Esta tendência de culpar sempre os árbitros é uma cortina de fumo. Florentino Pérez acaba de a utilizar, provavelmente para fazer esquecer, entre outras coisas, que está prestes a pôr em causa o sistema de sócios ao abrir a possibilidade de uma sociedade entrar no capital do clube.

No domingo à noite, quase tudo foi culpa do árbitro. Que um canal do clube queira suavizar o balanço desportivo do jogo é compreensível. Mas a RMTV dita o tom e muitos programas seguem-lhe o exemplo. É a montra pública da instituição. Mais ainda: é a voz de Florentino Pérez, que nunca escondeu que controla os media locais. Segundo o meio digital Voz Populí, a última prova disso foi ter pressionado Joseph Ougourlian, proprietário do Lens e também chefe de imprensa, para nomear José Félix Díaz como diretor do Diario AS há algumas semanas.

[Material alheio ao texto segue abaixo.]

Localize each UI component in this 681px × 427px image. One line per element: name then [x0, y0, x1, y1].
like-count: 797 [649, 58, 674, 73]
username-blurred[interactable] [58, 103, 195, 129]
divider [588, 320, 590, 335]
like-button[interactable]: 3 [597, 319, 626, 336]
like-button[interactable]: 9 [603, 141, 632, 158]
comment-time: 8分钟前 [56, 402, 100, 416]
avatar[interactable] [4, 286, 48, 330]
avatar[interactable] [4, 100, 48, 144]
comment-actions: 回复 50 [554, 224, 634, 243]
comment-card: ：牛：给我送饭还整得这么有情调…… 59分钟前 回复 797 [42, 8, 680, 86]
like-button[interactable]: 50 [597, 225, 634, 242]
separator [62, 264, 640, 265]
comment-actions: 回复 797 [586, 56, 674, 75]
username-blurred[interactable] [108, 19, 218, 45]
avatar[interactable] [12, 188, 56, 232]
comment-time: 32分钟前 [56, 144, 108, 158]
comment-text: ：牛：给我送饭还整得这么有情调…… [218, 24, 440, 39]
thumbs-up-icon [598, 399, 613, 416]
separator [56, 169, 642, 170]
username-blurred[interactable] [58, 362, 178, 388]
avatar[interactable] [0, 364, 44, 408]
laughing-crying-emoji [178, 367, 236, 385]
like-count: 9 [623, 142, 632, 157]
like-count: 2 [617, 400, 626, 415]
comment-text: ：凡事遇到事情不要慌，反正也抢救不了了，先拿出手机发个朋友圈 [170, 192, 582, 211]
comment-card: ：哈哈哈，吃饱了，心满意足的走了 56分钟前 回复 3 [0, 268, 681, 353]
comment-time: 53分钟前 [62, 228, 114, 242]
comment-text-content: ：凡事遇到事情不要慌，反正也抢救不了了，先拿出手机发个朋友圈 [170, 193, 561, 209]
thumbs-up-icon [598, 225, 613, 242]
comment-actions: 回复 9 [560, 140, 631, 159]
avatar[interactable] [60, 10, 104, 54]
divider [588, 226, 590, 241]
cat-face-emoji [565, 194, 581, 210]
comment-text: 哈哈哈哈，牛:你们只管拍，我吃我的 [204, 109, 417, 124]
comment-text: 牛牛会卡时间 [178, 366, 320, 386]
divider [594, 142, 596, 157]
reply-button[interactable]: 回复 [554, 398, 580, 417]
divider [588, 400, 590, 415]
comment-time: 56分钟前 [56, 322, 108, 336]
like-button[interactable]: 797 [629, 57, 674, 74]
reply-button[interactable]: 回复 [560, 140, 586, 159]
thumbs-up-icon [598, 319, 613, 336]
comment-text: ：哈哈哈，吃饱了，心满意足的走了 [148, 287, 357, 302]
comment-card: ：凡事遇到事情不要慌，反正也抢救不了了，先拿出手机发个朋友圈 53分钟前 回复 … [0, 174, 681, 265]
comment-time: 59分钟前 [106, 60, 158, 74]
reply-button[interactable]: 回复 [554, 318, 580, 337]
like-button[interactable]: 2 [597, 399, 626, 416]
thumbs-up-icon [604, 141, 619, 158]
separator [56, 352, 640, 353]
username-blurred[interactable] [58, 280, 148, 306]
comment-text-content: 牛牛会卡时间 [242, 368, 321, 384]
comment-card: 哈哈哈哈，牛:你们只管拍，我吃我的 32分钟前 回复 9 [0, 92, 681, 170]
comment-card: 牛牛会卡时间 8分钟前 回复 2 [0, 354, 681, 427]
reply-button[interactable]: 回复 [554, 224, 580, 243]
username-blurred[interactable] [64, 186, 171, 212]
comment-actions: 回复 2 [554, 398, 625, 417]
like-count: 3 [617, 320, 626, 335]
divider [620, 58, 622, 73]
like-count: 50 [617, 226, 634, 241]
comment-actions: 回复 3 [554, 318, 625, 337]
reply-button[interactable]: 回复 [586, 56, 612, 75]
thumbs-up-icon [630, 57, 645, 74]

Voltando ao relvado, atacar os árbitros é retirar responsabilidade a Xabi Alonso e aos seus jogadores. O fracasso coletivo não se deve a um homem que não toca na bola, mas sim a um conjunto de falhas que se acumulam ao longo do tempo. Que um plantel destes não consiga jogar em conjunto e apresentar futebol à altura do seu prestígio é uma verdadeira frustração para qualquer amante do desporto. Que as lesões recorrentes não sejam motivo de preocupação é igualmente alarmante.

Em resumo, tudo é feito para transferir a culpa para terceiros. O clube mais mediático do mundo e o mais titulado na Europa não pode continuar a refugiar-se em desculpas fáceis e acusações infundadas. O Real Madrid merece muito mais do que isto, tanto dentro como fora de campo.